Catherine* a longtemps dormi le jour car la nuit, elle craignait de voir un agresseur entrer à nouveau dans sa chambre.

La jeune femme a écrit ce qu’elle veut dire sur une feuille jaune. Elle lit son texte, mais prendra souvent le temps de regarder Thierno-Oury Barry, à qui elle s’adresse directement. 

«Ça t’a pris deux minutes, deux minutes pour introduire en moi le pire des sentiments; la peur», lance Catherine au visage du délinquant qui vient de plaider coupable.

Pendant plusieurs mois après l’agression, Catherine dit s’être réveillée en sentant encore les mains du jeune homme sur son corps, en ayant l’impression d’entendre sa porte s’ouvrir. «J’avais confiance, je me sentais en sécurité aux résidences, se rappelle-t-elle. C’est drôle comme une sensation de bien-être peut s’écrouler rapidement.»

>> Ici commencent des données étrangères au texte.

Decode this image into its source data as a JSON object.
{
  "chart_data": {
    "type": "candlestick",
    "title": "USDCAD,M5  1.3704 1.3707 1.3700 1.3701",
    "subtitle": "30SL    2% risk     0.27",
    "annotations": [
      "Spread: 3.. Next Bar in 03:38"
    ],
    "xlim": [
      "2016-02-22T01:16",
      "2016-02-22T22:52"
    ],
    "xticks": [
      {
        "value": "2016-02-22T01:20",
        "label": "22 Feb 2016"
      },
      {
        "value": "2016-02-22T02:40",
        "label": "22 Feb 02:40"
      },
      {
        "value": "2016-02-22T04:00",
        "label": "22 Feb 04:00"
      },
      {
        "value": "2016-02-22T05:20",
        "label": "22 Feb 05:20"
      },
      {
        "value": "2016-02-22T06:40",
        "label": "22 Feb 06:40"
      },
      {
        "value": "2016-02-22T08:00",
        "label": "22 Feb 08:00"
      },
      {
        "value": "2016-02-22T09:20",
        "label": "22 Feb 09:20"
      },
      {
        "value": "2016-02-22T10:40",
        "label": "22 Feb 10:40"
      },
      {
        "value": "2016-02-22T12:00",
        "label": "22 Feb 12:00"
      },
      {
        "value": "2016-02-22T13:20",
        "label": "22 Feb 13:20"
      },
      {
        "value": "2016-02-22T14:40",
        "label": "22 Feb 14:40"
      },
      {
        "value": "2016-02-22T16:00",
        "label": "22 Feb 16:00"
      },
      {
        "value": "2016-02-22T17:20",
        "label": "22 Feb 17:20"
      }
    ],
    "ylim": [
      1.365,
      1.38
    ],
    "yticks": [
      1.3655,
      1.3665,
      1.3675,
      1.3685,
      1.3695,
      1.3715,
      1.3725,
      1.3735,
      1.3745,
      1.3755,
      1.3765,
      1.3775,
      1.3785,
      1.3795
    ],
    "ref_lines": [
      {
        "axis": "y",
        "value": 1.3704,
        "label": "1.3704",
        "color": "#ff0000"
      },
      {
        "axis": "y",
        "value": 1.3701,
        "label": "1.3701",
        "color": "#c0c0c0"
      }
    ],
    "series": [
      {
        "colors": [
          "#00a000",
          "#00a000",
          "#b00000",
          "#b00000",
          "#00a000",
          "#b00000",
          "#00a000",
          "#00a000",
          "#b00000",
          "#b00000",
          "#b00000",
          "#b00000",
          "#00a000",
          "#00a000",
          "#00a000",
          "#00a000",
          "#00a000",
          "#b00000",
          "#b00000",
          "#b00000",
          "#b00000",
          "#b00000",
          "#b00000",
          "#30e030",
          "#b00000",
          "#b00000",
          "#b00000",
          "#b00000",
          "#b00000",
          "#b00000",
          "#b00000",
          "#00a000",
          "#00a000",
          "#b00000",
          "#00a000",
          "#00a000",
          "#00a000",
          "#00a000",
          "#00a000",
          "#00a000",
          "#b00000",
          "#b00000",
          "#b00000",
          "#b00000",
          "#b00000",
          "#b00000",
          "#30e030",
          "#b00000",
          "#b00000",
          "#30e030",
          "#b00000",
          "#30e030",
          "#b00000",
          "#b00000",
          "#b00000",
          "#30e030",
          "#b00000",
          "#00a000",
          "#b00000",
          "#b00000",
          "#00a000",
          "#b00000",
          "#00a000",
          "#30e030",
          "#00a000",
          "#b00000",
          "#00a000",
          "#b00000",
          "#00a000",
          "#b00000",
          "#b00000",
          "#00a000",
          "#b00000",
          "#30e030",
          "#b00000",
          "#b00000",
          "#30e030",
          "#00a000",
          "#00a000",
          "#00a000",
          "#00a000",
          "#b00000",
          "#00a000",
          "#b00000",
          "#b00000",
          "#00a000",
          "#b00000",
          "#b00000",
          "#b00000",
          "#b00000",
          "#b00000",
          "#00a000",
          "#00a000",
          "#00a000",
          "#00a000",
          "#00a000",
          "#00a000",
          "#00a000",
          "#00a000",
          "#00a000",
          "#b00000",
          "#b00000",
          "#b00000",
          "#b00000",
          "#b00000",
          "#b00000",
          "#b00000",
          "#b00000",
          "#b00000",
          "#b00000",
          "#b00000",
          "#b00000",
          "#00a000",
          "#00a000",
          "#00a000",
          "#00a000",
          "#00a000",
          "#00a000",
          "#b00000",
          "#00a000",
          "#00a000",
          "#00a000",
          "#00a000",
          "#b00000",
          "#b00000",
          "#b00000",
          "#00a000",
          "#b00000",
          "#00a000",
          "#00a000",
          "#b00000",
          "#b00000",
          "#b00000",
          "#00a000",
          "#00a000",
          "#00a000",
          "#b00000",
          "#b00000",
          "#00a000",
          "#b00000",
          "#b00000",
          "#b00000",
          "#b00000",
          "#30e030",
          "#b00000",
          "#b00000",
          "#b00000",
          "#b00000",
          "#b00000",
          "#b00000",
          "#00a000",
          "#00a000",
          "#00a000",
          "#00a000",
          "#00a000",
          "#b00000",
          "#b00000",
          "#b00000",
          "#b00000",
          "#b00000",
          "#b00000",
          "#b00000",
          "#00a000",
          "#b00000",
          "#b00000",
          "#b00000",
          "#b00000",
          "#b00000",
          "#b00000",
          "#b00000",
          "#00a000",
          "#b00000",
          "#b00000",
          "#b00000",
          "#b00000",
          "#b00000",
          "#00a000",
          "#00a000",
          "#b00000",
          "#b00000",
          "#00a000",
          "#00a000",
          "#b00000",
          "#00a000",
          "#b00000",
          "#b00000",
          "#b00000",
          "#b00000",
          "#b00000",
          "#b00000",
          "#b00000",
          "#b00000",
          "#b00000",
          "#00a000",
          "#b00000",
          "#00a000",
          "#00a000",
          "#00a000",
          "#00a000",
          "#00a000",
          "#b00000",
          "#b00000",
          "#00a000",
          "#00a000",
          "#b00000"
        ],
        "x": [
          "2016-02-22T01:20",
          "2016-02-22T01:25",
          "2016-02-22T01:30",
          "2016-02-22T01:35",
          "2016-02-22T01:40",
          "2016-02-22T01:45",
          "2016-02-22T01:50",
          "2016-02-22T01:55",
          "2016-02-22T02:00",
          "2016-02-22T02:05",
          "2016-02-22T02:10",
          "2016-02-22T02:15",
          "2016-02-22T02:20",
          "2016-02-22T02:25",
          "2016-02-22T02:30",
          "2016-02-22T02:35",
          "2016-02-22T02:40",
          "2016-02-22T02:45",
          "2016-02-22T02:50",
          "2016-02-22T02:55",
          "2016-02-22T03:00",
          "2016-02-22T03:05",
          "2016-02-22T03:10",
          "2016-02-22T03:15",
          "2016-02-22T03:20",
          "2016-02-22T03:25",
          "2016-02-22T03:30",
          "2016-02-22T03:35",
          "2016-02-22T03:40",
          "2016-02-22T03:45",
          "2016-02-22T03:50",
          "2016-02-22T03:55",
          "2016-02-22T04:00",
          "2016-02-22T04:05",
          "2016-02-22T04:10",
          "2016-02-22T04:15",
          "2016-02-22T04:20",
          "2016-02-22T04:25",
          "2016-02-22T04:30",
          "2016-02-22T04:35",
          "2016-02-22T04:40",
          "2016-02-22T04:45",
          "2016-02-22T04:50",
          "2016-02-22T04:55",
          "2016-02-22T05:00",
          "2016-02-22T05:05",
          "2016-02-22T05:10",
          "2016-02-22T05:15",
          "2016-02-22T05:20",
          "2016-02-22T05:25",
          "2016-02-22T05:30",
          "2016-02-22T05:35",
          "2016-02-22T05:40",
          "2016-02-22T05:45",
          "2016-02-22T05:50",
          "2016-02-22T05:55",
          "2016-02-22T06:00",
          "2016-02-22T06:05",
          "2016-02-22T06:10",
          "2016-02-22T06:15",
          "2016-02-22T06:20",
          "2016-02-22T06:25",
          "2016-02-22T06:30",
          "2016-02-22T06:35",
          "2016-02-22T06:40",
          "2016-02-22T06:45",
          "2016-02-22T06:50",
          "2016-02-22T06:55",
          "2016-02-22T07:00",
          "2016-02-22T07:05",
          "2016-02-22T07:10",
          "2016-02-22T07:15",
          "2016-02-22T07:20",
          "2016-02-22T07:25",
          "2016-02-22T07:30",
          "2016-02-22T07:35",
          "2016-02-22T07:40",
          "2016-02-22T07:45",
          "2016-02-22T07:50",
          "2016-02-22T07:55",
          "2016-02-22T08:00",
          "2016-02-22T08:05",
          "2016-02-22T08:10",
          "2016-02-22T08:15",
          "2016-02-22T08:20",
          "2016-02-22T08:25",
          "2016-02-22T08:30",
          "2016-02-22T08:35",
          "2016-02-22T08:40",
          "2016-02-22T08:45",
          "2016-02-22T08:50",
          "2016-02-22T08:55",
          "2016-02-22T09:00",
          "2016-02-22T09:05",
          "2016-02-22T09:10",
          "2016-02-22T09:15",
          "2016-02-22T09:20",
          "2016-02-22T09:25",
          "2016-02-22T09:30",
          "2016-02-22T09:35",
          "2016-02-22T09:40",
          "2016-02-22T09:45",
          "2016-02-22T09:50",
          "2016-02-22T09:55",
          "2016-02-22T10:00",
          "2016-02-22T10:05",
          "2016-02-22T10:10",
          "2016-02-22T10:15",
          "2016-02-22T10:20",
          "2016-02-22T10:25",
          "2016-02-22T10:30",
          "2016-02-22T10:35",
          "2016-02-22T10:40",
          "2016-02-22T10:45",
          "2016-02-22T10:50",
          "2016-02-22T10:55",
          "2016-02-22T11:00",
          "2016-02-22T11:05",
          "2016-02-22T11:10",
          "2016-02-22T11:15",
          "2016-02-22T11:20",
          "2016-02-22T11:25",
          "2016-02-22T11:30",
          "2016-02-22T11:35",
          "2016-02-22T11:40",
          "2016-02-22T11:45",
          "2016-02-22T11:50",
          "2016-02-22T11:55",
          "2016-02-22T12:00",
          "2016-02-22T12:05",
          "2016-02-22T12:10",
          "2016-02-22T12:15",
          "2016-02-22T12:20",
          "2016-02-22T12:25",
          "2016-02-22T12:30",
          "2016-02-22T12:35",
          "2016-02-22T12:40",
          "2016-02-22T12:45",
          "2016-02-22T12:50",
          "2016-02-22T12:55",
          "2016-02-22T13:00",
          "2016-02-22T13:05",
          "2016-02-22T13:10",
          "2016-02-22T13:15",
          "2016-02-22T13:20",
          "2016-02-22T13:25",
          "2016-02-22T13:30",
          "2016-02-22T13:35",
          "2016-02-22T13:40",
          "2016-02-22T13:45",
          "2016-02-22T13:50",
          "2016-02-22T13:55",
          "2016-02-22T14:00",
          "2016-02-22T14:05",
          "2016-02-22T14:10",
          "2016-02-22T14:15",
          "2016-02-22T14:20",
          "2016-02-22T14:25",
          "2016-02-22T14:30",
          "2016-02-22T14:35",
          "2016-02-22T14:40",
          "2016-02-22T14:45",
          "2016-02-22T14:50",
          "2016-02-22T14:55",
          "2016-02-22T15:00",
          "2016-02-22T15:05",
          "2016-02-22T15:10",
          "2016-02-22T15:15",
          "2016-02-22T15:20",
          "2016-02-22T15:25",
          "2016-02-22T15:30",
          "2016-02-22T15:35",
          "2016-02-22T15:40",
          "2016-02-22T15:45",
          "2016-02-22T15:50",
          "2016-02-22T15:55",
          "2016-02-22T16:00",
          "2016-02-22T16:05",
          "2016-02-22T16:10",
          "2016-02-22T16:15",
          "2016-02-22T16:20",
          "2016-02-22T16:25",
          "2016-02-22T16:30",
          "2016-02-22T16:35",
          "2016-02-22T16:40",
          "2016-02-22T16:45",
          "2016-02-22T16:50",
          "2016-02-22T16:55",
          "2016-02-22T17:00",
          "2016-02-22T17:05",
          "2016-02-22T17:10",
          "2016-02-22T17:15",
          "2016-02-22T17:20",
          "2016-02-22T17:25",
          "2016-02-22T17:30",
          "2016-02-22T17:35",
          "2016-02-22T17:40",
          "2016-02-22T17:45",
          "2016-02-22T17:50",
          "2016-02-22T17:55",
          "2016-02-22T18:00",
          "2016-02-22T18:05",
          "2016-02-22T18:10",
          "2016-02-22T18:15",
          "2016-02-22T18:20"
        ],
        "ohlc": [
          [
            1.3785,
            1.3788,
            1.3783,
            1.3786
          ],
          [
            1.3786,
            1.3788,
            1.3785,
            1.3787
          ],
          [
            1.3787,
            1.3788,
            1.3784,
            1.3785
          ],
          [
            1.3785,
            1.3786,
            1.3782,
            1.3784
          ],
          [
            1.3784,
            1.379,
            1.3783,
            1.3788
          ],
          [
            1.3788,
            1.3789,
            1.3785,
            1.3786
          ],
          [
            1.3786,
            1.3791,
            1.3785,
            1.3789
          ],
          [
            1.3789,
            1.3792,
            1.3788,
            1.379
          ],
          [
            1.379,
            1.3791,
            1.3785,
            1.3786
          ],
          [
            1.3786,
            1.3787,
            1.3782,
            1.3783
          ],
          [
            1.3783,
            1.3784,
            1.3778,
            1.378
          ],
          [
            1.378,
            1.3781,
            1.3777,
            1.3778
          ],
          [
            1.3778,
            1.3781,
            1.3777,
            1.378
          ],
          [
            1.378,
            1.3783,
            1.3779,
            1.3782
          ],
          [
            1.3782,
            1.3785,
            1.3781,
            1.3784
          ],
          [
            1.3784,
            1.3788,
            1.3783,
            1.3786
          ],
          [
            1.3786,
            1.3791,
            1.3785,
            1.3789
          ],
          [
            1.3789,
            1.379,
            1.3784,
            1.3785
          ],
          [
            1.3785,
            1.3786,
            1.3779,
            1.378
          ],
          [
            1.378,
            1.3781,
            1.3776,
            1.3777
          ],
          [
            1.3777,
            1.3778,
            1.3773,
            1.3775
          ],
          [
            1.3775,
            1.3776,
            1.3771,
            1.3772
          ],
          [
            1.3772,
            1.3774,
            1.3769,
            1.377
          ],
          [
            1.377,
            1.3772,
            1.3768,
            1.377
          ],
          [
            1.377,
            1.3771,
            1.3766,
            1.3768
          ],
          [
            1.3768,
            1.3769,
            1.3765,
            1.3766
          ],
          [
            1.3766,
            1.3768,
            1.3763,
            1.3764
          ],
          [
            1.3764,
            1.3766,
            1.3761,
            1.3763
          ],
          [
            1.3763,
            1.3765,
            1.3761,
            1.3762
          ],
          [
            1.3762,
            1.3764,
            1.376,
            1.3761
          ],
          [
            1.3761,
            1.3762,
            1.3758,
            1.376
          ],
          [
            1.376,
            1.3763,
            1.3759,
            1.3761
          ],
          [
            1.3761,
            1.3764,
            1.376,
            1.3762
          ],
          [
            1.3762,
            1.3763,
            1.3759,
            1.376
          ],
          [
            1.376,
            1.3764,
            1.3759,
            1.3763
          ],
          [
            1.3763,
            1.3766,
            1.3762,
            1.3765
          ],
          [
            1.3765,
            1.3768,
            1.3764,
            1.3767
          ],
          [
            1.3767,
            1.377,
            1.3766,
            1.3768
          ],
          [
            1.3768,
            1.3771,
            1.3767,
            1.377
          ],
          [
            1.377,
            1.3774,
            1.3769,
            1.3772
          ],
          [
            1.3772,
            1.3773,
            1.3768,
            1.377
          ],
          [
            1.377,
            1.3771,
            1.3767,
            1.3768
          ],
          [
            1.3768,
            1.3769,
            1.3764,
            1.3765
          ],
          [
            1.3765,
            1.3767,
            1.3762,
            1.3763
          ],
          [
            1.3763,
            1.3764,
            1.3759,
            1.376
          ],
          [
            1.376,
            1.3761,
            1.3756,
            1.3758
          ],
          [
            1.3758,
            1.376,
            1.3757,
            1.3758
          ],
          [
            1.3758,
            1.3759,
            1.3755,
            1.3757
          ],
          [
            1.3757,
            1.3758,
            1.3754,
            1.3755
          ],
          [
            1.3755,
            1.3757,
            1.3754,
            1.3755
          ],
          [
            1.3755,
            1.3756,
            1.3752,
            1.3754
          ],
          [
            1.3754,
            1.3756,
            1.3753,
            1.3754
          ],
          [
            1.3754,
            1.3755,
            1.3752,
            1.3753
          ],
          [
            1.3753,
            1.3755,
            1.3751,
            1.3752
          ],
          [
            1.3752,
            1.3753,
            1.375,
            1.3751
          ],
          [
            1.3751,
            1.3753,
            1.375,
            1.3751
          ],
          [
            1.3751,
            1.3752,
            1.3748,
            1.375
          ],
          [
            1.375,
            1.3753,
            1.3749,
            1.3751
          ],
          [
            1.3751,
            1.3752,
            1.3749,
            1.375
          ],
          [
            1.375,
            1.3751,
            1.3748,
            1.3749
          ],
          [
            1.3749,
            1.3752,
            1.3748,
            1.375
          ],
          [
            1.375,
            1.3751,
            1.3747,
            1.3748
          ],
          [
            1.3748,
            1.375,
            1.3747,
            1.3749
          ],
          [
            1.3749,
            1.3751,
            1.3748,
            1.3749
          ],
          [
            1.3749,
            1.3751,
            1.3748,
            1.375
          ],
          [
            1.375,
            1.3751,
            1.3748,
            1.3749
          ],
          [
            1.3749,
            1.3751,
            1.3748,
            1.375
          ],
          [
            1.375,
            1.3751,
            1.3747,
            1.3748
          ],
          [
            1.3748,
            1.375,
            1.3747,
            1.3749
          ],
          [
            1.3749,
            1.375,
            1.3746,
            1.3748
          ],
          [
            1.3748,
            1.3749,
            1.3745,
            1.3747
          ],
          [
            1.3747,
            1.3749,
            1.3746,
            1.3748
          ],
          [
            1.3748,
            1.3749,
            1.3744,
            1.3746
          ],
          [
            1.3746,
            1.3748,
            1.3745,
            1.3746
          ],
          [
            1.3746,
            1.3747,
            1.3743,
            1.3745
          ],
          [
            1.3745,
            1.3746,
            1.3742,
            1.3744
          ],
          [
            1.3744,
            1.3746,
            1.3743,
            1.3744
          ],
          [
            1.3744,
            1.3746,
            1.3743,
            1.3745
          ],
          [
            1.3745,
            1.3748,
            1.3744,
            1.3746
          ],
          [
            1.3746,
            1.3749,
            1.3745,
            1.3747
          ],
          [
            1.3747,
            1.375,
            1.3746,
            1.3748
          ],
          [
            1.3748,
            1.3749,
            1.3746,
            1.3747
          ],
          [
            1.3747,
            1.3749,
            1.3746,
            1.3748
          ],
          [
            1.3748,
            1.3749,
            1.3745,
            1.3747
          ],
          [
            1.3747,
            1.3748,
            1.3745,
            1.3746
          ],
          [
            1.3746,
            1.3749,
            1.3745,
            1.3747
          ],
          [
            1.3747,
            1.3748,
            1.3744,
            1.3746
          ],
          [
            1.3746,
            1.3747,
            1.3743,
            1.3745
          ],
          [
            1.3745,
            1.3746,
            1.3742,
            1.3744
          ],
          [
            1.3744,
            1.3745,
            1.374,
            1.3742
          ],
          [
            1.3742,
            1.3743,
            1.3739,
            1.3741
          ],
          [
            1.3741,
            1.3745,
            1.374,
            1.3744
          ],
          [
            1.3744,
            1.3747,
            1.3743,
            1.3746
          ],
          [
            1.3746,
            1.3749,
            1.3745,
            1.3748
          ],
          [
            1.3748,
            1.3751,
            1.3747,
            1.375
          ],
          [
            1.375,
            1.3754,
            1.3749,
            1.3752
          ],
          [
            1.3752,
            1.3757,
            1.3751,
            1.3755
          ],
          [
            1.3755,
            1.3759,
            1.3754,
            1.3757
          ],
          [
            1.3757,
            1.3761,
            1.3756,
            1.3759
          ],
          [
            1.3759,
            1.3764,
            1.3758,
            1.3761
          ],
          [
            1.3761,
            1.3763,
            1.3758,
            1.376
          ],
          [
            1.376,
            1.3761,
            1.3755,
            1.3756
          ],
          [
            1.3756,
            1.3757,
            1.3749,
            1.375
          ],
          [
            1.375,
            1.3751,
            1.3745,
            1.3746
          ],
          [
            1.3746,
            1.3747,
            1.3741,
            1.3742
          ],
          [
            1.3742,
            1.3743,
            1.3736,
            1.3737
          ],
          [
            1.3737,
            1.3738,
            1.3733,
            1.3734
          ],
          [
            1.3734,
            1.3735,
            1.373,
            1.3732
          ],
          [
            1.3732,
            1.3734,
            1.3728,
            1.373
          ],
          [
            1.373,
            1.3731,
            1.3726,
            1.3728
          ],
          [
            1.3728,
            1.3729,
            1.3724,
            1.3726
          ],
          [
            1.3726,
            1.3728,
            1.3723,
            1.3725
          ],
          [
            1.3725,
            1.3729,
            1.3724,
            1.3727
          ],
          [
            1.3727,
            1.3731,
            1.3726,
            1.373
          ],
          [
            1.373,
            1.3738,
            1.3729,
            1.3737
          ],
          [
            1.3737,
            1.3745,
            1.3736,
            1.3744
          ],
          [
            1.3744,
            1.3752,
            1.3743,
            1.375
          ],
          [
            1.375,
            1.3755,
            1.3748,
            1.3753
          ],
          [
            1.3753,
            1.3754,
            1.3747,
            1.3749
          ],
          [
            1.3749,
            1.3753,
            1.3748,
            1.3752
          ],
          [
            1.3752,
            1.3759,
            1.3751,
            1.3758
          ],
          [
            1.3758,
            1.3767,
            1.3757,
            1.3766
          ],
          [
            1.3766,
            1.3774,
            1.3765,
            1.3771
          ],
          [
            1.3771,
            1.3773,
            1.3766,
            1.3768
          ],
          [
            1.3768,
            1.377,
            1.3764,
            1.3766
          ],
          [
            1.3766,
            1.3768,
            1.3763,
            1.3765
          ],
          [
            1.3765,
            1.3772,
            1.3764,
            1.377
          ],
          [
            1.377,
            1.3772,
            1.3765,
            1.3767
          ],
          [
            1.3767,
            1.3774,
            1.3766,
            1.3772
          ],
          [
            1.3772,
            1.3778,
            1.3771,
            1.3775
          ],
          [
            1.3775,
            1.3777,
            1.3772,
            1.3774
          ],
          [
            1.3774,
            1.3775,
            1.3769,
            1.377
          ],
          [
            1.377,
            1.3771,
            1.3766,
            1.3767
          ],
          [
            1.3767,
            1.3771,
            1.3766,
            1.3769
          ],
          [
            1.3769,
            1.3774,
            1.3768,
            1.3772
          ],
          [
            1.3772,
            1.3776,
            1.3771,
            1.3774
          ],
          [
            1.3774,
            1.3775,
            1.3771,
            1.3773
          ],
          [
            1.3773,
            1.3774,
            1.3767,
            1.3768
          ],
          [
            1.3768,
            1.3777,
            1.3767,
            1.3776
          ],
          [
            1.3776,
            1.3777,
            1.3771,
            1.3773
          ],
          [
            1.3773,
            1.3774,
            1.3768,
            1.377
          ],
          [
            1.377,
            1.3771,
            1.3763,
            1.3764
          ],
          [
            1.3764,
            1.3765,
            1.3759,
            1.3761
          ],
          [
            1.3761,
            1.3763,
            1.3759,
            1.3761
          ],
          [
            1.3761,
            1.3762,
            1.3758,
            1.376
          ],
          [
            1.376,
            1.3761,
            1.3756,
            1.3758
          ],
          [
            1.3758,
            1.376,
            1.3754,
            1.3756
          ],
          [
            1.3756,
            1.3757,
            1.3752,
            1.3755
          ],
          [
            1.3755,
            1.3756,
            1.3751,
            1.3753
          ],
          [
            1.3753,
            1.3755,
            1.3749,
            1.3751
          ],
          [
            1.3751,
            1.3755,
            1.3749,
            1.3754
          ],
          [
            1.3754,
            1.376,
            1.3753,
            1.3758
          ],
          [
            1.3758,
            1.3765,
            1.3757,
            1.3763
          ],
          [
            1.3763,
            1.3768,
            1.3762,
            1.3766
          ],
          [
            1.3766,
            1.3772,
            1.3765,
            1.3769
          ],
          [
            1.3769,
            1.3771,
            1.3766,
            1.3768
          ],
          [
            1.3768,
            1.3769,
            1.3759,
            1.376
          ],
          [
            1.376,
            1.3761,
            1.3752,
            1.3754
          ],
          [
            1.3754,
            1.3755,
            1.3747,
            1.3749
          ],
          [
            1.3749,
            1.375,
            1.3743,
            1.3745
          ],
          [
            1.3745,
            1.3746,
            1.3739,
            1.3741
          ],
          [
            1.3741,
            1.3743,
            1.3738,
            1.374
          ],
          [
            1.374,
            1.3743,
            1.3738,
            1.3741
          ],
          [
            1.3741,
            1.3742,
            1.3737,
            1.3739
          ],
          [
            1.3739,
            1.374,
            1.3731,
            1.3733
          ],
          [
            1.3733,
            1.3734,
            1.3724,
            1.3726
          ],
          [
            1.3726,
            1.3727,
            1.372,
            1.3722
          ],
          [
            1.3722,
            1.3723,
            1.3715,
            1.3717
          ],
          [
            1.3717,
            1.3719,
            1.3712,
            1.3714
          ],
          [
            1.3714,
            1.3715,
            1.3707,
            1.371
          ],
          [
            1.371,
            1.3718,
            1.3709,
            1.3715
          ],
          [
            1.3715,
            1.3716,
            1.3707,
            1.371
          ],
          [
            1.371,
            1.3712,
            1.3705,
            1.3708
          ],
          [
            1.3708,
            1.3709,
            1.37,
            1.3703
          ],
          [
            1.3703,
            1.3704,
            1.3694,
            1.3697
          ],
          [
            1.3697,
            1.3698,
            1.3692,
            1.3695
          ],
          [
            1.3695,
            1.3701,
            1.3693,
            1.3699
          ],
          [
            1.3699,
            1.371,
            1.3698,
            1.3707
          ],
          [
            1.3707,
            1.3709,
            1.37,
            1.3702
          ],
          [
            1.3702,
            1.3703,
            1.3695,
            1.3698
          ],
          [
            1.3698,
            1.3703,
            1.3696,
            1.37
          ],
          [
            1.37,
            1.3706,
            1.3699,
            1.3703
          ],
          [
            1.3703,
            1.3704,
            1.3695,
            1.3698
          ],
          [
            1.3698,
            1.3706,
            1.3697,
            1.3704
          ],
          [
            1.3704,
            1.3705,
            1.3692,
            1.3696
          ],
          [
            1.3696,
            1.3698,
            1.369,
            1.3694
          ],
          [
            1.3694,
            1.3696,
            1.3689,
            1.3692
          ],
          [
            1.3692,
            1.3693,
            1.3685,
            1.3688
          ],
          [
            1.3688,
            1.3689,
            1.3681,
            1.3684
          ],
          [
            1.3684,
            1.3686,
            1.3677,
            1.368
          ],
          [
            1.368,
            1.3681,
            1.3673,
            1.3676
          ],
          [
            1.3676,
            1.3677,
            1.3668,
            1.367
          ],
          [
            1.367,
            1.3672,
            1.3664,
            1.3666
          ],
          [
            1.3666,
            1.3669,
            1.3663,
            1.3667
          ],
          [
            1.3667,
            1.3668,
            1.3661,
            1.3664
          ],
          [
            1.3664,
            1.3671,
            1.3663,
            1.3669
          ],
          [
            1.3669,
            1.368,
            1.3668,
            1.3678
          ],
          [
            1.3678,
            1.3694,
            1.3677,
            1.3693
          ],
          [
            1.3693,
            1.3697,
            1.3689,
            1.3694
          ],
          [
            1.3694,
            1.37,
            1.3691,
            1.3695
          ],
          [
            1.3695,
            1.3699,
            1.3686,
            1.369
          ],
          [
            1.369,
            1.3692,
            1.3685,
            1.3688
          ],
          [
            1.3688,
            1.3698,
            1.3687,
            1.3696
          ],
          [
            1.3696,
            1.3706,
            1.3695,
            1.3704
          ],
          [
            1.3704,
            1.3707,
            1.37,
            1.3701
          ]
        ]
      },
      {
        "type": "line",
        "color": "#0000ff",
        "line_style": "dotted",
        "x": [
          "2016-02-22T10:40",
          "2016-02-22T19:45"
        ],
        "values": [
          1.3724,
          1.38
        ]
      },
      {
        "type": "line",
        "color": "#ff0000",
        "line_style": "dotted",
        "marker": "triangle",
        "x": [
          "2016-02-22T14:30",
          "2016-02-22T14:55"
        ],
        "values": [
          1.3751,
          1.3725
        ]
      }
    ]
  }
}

Continuer ses études à l’Université Laval devenait insupportable, a témoigné la jeune femme. Catherine s’est exilée quelques mois et s’est repliée sur elle-même.

Deux autres victimes ont aussi abandonné leurs études et quitté le Canada après la série d’agressions sexuelles.

Catherine voulait assister à la fin des procédures et avait le sentiment que justice avait été faite. Pour elle et pour toutes les autres.

* Prénom fictif. L’identité des victimes d’agression sexuelle est protégée par une ordonnance de non-publication.